L’intento della manifestazione viene presentato e rimarcato nel corso della presentazione: mostrare come l’Fvg Pride sia una manifestazione per tutti i diritti civili, per qualsiasi persona in difficoltà che vuole farsi sentire, senza più nascondersi. A proposito di questo viene lanciato l’Hashtag della manifestazione, che sarà appunto #noisiamo, per dimostrare a tutti che ‘noi siamo’ tante cose: siamo donne, uomini, transgender, anziani, extracomunitari e molto altro, non solo gay come molti pensano.

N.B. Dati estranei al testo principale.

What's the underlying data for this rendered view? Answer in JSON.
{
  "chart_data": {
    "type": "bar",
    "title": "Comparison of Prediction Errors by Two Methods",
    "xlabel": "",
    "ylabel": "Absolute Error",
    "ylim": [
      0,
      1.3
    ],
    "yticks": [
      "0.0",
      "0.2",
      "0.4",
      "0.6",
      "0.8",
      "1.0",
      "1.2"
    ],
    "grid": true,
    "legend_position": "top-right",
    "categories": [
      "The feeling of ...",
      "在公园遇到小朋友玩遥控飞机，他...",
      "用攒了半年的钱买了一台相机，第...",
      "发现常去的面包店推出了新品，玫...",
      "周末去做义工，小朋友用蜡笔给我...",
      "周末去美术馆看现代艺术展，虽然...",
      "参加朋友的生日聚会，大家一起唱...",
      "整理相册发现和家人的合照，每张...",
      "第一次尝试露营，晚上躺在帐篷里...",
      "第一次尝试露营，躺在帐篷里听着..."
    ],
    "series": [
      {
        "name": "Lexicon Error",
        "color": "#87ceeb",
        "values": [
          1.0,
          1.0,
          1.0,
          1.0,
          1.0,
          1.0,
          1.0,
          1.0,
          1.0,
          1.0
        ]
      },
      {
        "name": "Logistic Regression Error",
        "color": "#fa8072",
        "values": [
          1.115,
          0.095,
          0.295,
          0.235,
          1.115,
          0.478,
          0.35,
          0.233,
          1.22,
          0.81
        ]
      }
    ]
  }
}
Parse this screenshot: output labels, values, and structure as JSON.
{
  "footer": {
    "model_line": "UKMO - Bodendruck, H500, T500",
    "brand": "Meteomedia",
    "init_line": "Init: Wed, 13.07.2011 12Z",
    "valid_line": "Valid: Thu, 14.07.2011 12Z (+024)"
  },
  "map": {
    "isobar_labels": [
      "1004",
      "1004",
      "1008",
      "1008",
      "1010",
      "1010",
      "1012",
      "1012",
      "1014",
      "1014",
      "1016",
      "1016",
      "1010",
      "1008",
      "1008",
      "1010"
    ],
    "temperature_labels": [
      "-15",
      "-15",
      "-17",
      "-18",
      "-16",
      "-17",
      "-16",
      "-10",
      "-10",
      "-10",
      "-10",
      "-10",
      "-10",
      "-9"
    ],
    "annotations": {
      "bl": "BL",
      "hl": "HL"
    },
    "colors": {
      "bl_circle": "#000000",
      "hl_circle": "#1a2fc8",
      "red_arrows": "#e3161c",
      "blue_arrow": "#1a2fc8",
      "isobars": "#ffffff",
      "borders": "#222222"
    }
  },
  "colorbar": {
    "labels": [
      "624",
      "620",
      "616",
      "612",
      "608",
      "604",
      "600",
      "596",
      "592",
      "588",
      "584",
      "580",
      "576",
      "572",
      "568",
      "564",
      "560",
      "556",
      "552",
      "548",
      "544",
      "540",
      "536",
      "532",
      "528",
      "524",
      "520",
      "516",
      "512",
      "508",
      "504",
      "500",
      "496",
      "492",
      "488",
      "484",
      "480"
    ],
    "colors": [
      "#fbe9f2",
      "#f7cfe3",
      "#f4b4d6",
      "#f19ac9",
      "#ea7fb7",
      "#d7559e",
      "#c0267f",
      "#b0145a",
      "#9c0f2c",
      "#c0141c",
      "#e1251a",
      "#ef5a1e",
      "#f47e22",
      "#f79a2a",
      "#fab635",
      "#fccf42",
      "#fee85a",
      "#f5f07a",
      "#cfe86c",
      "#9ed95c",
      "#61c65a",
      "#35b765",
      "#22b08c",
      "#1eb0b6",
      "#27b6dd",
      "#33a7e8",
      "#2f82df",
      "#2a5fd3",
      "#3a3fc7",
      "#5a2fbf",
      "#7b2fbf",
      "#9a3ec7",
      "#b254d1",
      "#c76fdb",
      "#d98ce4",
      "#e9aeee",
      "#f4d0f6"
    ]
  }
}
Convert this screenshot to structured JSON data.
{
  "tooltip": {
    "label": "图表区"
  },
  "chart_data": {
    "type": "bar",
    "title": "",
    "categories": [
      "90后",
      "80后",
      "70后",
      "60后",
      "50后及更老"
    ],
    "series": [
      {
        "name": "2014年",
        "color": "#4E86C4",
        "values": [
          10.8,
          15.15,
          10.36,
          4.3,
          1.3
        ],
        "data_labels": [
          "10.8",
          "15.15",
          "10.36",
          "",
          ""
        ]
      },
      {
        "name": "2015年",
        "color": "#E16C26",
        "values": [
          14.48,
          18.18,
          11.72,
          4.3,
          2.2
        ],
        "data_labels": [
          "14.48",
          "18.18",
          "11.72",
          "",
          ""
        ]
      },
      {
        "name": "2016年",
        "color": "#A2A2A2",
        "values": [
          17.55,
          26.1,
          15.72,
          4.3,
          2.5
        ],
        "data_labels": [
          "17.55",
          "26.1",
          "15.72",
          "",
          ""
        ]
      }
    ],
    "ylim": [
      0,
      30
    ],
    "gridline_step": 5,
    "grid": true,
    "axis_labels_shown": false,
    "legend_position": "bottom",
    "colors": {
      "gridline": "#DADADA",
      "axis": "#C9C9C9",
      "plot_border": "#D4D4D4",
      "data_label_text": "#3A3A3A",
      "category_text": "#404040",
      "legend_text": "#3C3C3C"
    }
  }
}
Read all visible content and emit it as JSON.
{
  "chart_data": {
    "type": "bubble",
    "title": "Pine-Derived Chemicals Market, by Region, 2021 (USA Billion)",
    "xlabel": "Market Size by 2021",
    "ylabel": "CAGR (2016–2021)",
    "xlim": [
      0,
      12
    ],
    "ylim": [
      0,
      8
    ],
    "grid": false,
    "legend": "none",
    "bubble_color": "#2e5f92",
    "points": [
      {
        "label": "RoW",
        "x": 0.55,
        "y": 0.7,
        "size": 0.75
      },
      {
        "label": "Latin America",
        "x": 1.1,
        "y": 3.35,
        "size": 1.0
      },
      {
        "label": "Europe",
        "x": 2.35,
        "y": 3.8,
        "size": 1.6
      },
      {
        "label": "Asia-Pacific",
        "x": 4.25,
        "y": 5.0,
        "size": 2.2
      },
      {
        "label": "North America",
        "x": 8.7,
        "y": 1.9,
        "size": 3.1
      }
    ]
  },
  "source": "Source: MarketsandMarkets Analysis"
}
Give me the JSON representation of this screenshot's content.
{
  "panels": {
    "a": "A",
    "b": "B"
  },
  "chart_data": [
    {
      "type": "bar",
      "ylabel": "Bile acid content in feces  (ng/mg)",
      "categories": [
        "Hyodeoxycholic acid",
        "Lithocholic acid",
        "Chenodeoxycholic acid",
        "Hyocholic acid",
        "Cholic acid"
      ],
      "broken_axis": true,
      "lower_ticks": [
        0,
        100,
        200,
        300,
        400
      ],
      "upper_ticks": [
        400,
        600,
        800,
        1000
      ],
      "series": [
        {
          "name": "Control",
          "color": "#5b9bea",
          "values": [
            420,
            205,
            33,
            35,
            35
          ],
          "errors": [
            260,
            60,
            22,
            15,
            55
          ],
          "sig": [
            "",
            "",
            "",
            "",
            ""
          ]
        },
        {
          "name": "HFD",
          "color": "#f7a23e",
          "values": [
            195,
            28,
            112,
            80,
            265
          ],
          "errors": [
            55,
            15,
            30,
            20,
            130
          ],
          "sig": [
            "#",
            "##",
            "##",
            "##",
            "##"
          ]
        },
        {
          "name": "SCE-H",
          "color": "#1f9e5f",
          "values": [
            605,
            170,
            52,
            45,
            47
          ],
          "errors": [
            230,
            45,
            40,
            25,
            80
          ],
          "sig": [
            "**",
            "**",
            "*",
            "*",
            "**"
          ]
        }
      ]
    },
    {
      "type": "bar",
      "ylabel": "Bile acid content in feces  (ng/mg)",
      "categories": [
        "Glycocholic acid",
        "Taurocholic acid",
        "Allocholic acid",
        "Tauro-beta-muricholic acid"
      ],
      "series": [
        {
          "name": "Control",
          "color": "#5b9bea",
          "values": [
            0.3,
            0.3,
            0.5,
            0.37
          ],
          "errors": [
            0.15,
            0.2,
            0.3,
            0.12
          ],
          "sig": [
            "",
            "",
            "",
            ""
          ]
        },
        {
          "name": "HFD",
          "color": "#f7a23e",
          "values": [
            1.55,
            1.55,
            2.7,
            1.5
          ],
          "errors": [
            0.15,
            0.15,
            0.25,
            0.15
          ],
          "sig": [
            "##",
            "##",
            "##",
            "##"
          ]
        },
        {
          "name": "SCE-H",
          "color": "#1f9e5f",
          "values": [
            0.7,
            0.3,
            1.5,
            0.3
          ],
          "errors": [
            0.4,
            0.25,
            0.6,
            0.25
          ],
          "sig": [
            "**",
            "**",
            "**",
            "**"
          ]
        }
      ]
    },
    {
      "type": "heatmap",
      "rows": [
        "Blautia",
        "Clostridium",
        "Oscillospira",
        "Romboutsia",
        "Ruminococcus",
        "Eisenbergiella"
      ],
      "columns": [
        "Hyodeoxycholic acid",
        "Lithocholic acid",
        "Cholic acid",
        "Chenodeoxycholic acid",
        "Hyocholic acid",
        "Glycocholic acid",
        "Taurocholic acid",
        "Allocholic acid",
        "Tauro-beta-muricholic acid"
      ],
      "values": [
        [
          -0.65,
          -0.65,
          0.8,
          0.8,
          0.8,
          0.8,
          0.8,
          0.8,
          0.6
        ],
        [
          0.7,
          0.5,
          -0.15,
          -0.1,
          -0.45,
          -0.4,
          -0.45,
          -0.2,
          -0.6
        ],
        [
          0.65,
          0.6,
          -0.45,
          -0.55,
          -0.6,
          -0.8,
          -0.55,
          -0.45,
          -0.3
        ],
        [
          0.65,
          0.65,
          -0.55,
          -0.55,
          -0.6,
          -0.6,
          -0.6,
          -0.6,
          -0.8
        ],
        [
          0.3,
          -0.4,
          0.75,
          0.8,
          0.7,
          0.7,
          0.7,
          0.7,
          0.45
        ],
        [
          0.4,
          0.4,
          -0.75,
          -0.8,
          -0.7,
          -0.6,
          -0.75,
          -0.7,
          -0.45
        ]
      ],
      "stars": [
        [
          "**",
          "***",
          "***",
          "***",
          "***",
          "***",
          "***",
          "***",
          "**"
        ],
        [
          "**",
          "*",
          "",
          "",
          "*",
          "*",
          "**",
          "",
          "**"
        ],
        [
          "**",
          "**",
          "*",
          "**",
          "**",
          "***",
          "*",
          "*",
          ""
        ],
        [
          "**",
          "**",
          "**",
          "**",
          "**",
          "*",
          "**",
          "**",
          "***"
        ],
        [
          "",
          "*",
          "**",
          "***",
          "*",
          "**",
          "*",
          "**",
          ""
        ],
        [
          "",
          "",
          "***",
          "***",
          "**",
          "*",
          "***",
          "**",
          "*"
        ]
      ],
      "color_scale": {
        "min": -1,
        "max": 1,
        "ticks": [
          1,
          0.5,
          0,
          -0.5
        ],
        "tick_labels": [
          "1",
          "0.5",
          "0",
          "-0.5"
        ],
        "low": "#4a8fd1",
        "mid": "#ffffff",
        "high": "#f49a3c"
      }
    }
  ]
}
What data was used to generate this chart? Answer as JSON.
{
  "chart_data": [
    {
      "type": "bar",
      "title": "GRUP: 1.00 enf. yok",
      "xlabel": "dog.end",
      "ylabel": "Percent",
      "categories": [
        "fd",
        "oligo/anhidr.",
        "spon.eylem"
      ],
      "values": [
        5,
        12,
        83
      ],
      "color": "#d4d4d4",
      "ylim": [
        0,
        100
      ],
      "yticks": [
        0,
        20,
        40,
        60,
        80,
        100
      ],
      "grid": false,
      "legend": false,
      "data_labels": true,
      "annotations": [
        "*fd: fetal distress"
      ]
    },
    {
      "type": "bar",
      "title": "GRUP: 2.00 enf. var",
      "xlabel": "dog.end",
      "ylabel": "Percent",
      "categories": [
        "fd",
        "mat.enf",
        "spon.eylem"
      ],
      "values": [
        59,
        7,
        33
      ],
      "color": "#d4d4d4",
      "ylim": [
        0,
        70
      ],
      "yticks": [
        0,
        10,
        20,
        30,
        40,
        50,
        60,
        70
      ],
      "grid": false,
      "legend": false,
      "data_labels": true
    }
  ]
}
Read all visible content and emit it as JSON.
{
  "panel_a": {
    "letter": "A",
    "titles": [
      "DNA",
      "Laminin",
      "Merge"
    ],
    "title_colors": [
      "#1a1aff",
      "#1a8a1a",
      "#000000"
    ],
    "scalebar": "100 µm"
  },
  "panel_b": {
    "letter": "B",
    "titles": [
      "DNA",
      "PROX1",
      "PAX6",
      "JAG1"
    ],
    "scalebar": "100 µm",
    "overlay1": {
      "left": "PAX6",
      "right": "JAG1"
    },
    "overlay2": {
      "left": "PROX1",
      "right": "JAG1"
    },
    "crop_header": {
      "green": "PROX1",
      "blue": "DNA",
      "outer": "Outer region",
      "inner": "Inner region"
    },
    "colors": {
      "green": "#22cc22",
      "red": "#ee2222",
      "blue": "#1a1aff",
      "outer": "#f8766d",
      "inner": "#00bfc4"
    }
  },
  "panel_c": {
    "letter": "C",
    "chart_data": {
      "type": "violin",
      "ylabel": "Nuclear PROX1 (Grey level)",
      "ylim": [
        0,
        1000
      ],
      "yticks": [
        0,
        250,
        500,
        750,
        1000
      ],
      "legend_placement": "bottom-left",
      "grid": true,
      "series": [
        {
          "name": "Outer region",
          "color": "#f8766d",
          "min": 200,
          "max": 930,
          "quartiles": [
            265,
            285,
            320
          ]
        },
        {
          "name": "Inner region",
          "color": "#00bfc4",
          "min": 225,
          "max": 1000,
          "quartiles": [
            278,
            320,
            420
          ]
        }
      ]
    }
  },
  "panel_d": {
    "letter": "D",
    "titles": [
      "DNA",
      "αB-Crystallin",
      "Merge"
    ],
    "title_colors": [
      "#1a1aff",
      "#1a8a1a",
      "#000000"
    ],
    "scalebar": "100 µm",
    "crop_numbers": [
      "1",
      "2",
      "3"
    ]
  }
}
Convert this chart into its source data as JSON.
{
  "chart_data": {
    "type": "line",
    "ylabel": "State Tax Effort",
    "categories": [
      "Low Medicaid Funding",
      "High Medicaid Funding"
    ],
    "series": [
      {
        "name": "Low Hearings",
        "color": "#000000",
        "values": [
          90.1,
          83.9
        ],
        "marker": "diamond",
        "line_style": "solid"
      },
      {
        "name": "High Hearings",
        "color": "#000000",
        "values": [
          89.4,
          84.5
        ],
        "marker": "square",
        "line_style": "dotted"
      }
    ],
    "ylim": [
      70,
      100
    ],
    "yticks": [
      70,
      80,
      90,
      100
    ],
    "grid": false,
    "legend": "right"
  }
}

“Noi siamo solo la locomotiva che trascina il treno” sostiene Antonella Nicosia. “Un’occasione questa per portare con sè, spingere e incoraggiare tutti i vagoni, contenenti persone discriminate, che lottano ogni giorno contro il pregiudizio e che hanno un’unica richiesta: non essere più invisibili. Perchè manifestare serve a questo: non scomparire, mostrare alle persone la propria esistenza, le propie forze e le proprie fragilità. Manifestare è un’occasione d’incontro, un momento per sensibilizzare, far conoscere e dimostrare a chi ha paura della società e delle sue convenzioni che non è solo e non dovrebbe vergognarsi di ciò che è, di ciò che fa o dello stile di vita che segue.